Quando vinha o mau tempo - como o que se faz desde de Dezembro até hoje
- não havia sardinheiras a vender peixe. E como a miséria não anda sozinha
também os maridos que trabalhavam na construção civil não tinham trabalho. O
mau tempo assim determinava. Por isso a miséria habitava naquele lugar. Mas a
Gandarela mostrava-se altaneira para o disfarçar. Era como diziam a quem vinha
com ironias: - “vendemos a sardinha mas comemos a galinha”. Dizia-se mas não se
sentia. Por isso muitas vezes nem tudo o que reluz é ouro. Com isso demonstrava-se
o contrário.
As crianças da minha idade que comigo andavam na escola, daquele lugar,
mostravam a realidade vivida pelas suas famílias.
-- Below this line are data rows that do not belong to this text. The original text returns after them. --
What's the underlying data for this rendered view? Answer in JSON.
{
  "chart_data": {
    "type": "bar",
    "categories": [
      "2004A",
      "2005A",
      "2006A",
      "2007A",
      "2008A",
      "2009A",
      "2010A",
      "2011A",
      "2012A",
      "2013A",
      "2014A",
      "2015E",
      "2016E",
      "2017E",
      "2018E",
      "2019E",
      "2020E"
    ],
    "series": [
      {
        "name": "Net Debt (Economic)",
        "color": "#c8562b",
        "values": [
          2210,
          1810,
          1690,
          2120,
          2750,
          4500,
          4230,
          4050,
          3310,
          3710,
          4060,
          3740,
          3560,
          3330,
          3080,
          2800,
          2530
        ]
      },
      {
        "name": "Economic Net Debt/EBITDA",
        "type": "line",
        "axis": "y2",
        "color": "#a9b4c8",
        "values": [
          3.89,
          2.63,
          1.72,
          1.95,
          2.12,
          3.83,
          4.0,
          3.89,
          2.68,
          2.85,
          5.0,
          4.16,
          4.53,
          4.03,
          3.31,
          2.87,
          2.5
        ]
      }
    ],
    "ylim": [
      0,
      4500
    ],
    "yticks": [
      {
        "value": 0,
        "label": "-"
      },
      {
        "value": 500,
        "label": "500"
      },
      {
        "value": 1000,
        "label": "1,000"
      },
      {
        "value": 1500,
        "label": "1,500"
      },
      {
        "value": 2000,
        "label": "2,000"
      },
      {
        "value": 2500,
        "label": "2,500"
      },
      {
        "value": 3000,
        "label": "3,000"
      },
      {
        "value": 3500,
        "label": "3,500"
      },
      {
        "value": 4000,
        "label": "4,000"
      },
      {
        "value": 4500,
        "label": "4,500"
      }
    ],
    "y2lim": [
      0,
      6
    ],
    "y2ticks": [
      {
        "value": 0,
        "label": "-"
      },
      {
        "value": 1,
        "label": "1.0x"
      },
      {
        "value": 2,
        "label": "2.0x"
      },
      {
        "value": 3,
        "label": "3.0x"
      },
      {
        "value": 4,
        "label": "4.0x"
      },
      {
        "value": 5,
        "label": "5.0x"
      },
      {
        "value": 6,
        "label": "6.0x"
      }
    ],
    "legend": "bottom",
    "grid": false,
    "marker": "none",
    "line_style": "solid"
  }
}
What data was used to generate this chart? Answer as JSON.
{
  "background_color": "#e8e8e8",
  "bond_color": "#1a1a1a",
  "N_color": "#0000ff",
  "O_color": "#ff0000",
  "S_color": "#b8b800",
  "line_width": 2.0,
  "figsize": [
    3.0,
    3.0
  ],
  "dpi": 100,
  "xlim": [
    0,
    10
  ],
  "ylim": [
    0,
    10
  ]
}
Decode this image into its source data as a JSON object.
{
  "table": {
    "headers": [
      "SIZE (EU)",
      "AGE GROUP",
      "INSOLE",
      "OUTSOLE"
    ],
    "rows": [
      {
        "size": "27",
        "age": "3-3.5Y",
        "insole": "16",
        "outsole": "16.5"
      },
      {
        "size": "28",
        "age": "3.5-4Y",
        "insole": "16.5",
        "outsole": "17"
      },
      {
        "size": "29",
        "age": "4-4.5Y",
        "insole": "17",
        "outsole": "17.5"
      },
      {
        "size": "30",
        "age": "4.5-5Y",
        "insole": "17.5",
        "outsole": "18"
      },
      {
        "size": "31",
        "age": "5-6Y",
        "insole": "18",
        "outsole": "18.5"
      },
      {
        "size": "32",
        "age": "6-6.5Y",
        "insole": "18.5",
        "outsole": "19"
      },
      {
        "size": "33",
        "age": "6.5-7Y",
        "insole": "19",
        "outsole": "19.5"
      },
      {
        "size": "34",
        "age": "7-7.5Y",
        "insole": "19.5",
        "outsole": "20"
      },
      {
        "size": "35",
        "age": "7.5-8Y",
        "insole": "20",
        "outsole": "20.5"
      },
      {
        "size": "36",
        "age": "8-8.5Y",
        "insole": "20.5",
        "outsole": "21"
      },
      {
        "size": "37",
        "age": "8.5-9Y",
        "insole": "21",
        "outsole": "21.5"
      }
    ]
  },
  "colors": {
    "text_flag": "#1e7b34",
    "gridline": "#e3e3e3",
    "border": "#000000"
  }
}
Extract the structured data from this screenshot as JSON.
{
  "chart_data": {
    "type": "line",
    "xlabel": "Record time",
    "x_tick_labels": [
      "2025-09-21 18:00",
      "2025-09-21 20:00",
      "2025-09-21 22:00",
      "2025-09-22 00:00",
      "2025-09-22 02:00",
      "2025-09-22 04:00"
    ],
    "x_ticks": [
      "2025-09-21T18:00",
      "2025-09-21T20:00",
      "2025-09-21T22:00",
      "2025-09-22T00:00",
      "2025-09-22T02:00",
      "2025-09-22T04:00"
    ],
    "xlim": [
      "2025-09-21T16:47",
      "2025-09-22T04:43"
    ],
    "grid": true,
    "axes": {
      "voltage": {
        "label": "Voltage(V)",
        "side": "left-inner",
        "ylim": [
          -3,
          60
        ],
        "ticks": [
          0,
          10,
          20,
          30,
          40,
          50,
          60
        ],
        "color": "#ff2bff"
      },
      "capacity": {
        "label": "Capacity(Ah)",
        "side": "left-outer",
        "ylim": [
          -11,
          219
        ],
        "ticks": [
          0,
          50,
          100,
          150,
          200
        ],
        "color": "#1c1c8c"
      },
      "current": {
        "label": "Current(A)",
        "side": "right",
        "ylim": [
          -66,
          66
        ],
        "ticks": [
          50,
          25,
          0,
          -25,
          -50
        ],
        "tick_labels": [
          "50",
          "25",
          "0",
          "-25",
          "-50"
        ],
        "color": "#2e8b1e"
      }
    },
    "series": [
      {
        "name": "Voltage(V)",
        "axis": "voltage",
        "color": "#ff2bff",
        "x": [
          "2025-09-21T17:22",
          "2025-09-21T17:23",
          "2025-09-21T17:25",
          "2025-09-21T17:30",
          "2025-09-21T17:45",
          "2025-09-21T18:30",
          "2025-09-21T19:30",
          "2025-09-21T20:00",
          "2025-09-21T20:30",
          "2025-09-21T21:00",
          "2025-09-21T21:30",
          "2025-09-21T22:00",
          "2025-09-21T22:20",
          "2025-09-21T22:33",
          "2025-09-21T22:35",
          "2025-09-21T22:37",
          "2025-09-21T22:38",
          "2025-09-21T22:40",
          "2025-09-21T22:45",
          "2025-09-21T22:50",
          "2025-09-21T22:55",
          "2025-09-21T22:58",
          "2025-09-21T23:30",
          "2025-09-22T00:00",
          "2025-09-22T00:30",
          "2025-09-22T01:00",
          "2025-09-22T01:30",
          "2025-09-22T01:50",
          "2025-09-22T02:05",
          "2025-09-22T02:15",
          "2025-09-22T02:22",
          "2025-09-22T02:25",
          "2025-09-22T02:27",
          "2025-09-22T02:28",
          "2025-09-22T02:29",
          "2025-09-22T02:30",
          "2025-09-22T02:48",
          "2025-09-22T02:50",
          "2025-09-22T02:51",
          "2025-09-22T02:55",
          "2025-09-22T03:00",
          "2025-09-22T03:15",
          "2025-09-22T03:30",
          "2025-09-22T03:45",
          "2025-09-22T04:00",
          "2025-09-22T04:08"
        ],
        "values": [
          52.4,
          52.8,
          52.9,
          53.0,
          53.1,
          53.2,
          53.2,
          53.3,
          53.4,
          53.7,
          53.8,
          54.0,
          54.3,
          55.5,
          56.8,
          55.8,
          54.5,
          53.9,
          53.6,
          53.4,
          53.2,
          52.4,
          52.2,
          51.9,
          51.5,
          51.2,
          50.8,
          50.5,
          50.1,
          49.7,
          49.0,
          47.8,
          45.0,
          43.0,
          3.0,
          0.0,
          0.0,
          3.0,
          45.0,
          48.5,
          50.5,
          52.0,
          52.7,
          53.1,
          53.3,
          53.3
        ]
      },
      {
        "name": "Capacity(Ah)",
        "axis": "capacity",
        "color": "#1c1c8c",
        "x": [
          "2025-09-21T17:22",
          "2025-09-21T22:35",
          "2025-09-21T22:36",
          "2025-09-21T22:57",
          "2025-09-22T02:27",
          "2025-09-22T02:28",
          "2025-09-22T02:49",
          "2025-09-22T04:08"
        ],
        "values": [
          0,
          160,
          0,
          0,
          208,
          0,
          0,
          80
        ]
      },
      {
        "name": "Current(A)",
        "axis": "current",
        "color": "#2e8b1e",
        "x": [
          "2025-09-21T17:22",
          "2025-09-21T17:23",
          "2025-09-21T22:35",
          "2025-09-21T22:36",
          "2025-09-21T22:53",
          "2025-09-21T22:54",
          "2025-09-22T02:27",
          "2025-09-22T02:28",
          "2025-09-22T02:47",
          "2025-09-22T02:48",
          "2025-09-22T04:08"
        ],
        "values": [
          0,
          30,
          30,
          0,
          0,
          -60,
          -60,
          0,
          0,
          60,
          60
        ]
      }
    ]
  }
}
Mas não eram só eles. De
todos os lugares de Freamunde emergiam outras crianças com as mesmas
necessidades. Lá iam para a escola descalças, no tempo de chuva com um saco de
sarapilheira pela cabeça, pareciam pinguins, com a barriga a dar horas mas com
a lição na ponta da língua. Ai de quem não soubesse de cor e salteado onde
nasciam os rios, as serras onde estavam localizadas, o nome das estações do
caminho-de-ferro e seus apeadeiros, levava logo uns bolos da palmatória do
mestre-escola.
Mas parece que por Deus ou por obra do Espírito Santo essa vivência
levava a que os alunos fossem do melhor que há. Com isto não quero dizer que a
fome faz a inteligência! Não. O que quero dizer é que as dores de barriga
ensinam a parir. E, assim há que dar tudo por tudo para não atrasar ano nenhum
para ajudar o quanto mais depressa possível os seus pais no sustento familiar.
Então sem idade de poder trabalhar lá se ia trabalhar. Os patrões
empregavam-nos por consideração aos nossos pais que regra geral também ali eram
empregados. E ali se fazia as praxes. O mandar buscar o ferro das precisas. Uma
barrela a ver se já tínhamos penugem. Esta era a forma de nos tornarmos
adultos. Quantas fugidas por causa dos fiscais do trabalho. Mas tinha de ser
assim. O labutar por uns míseros tostões semanais para fazer face à vida e ao
mesmo tempo para não andar a vadiar. Tornávamo-nos homens enquanto meninos.
Hoje olho para este mundo e vejo meninos que já podiam ser homens. Mas
para quê! Se não têm trabalho e futuro. Tenho ido esperar o meu neto que
frequenta o sexto ano no Ciclo Preparatório de Freamunde e vejo a “realidade”
da nossa juventude. E sinto angústia pelo que um dia lhes venha a acontecer.
Este País não é para jovens e velhos. Nem para os de meia-idade. A única via é
a emigração. Anda-se anos e anos a gastar-se dinheiro com a educação para
depois mandá-los para outros países. Nada me admira que daqui a poucos anos os
nossos alunos se desloquem para a escola com um saco de sarapilheira pela
cabeça. Que de barriga vazia já vão muitos mas têm vergonha de o demonstrar.